ProphetOfDoom Thu 18-Apr-13 21:32:34

Message withdrawn at poster's request.

TheConstantLurker Fri 19-Apr-13 07:48:51

Well the room we need most is another bedroom grin and at some points we have wondered if it would be at all feasible. Otherwise I like the quiet sitting area idea a lot and possibly a dedicated children's area. The children trash the living room and fill it with toys but I suspect that rather than stop that it would become additional trashed area.
I agree about ikea though. I'm looking for inspiration for a new bathroom and have already used the website and catalogue for that.

sassytheFIRST Fri 19-Apr-13 07:59:03

AF - nthat's what we're doing right now after nearly 6 years of living with a near-useless conservatory!

PoppyWearer Fri 19-Apr-13 08:04:15

Ours is a playroom too.

We had to overcome four obstacles to making ours a usable room:

- hard tiled flooring (so we put down some cheap foam matting)
- coldness (so we bought a plug-in heater)
- too hot in the summer (put in ceiling blinds)
- not enough wall space, too much glass (we decided to ignore the windows on one side and put shelving units in front of them)

We've put a small cheap TV/DVD out there and now find that the DCs stay out there to play as long as they have a DVD or some music playing.

And we have our living room back!

PoppyWearer Fri 19-Apr-13 08:05:19

But yes, ideally we'd knock ours down and build a proper extension, TBH!

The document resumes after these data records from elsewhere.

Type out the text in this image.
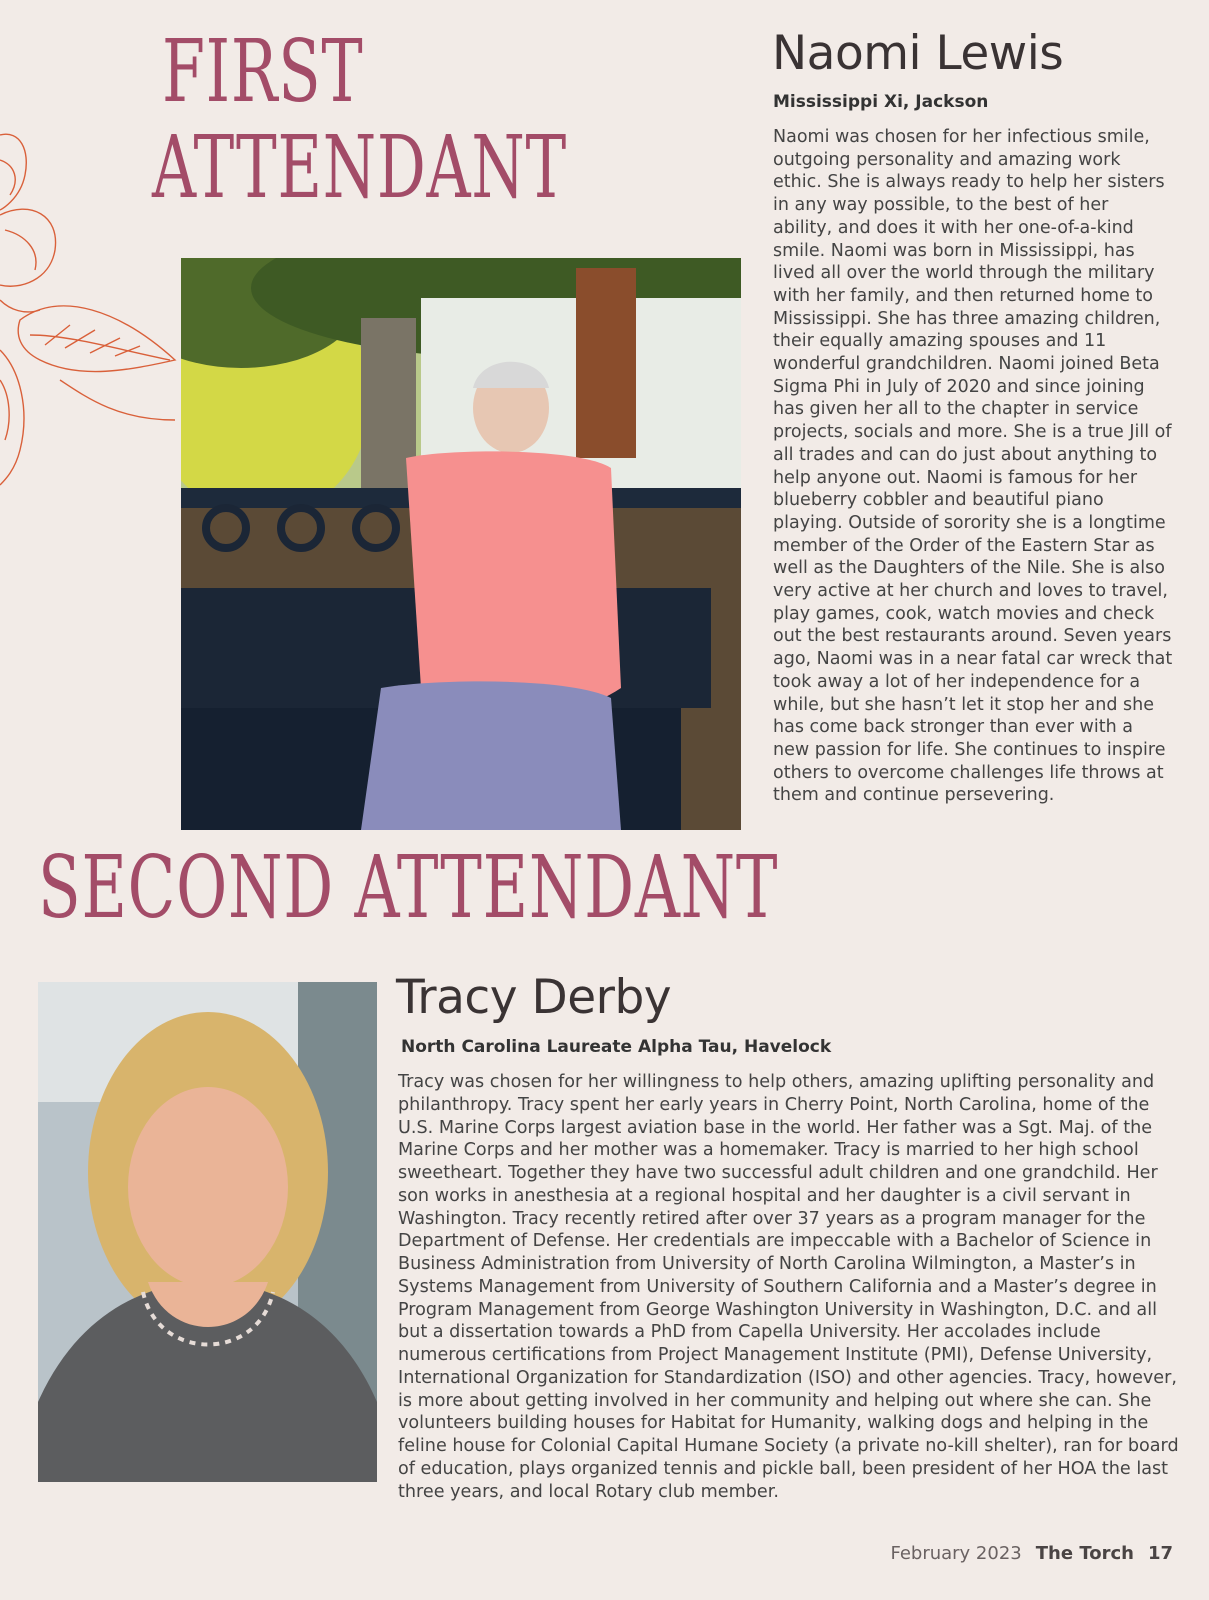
FIRST
ATTENDANT
Naomi Lewis

Mississippi Xi, Jackson

Naomi was chosen for her infectious smile, outgoing personality and amazing work ethic. She is always ready to help her sisters in any way possible, to the best of her ability, and does it with her one-of-a-kind smile. Naomi was born in Mississippi, has lived all over the world through the military with her family, and then returned home to Mississippi. She has three amazing children, their equally amazing spouses and 11 wonderful grandchildren. Naomi joined Beta Sigma Phi in July of 2020 and since joining has given her all to the chapter in service projects, socials and more. She is a true Jill of all trades and can do just about anything to help anyone out. Naomi is famous for her blueberry cobbler and beautiful piano playing. Outside of sorority she is a longtime member of the Order of the Eastern Star as well as the Daughters of the Nile. She is also very active at her church and loves to travel, play games, cook, watch movies and check out the best restaurants around. Seven years ago, Naomi was in a near fatal car wreck that took away a lot of her independence for a while, but she hasn’t let it stop her and she has come back stronger than ever with a new passion for life. She continues to inspire others to overcome challenges life throws at them and continue persevering.

SECOND ATTENDANT
Tracy Derby

North Carolina Laureate Alpha Tau, Havelock

Tracy was chosen for her willingness to help others, amazing uplifting personality and philanthropy. Tracy spent her early years in Cherry Point, North Carolina, home of the U.S. Marine Corps largest aviation base in the world. Her father was a Sgt. Maj. of the Marine Corps and her mother was a homemaker. Tracy is married to her high school sweetheart. Together they have two successful adult children and one grandchild. Her son works in anesthesia at a regional hospital and her daughter is a civil servant in Washington. Tracy recently retired after over 37 years as a program manager for the Department of Defense. Her credentials are impeccable with a Bachelor of Science in Business Administration from University of North Carolina Wilmington, a Master’s in Systems Management from University of Southern California and a Master’s degree in Program Management from George Washington University in Washington, D.C. and all but a dissertation towards a PhD from Capella University. Her accolades include numerous certifications from Project Management Institute (PMI), Defense University, International Organization for Standardization (ISO) and other agencies. Tracy, however, is more about getting involved in her community and helping out where she can. She volunteers building houses for Habitat for Humanity, walking dogs and helping in the feline house for Colonial Capital Humane Society (a private no-kill shelter), ran for board of education, plays organized tennis and pickle ball, been president of her HOA the last three years, and local Rotary club member.

February 2023 The Torch 17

TheConstantLurker Fri 19-Apr-13 10:17:59

In my dreams I would knock down the upvc conservatory, get a steel beam across the back of the kitchen and extend it out making a large kitchen/diner with loads of light coming into the currently dark kitchen. With glass across the back and doors onto the garden.
Sigh

newfavouritething Sat 27-Apr-13 00:09:10

We've jusy had a proper roof put on ours (the old plastic panel one blew off) - and it's amazing. It's much more part of the house now, and is a lot warmer and quieter and should be cooler in the summer. Have a big window (velux?) in it for light, would really recommend it.

MrsBungle Sat 27-Apr-13 00:16:48

Ours is a play room. Proper blinds and under floor heating. It's perfect all year round.

We have a TV in there, sofa and all the kids toys.

New favour, can you give more details of how this was done, costs etc many thx

newfavouritething Sat 27-Apr-13 00:32:40

It cost £2500 - replacement plastic sheet stuff was just under £3k - so the insurers were happy! The conservatory already had two brick walls at right angles and the roof pitched away from the main house wall as such, so it was relatively easy to do. It just needed a brick pillar building on the fourth corner to support the roof beam stuff. The pitch of the roof had to be increased a few inches to give the roof tiles enough tilt, then insulated, plastered etc. Sorry for the very untechnical terms.

newfavouritething Sat 27-Apr-13 00:34:13

And it is about 5x3m, and took about 2 weeks, although there was a bit of extra re-inforcing around an old arched window of the hous, to enable it to take the extra weight. Hope this helps :-).